Делать нечего. Мы взяли фонарь и пошли под платформу. Самое смешное, что под ней действительно оказалось что-то вроде колодца. Причем открытого. Мы торжествующе переглянулись и полезли. Хода там не оказалось, а оказалось совсем неглубокое замусоренное дно. Смирнов первым делом наступил на ржавую проволоку и поранил ногу. Пока он долго и цветисто матерился, я вступил ногой в изобильную и почему-то совершенно свежую какашку.
Но мы решили не отступать и стали шарить фонариком по стенам. Ничего там не было, не считая одной короткой, очень выразительной и хорошо всем известной надписи.
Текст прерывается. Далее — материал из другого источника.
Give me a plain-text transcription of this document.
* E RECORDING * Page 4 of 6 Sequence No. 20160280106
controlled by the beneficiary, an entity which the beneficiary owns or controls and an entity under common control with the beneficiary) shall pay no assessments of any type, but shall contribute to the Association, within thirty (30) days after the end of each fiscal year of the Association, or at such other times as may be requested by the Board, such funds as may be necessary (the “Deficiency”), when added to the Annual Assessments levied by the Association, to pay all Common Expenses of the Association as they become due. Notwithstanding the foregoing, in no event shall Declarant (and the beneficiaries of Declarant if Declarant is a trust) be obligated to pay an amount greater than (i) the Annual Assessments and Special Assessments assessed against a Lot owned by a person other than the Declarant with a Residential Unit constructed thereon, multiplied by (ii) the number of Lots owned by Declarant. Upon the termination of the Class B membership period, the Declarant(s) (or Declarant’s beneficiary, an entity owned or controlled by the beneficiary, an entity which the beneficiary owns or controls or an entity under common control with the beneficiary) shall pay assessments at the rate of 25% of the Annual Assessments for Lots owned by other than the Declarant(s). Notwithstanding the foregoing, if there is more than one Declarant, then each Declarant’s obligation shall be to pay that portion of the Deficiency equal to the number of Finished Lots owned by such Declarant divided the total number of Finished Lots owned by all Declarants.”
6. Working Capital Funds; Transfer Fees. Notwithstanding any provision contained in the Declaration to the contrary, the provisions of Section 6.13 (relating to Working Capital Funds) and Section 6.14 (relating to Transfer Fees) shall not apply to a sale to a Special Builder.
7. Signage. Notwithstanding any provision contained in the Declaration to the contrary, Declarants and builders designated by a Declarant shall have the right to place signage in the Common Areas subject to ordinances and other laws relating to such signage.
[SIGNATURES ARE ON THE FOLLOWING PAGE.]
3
Недолго подумав, мы решили приостановить поиски до следующего раза и вылезли на поверхность. Мимо нас с грохотом ехали поезда в ту и в другую сторону. Дождавшись, когда они утихнут, мы выбрались из-под платформы и отправились домой — он, поминутно задирая штанину и рассматривая ссадину на ноге, я, не очень успешно обтирая ботинок о траву.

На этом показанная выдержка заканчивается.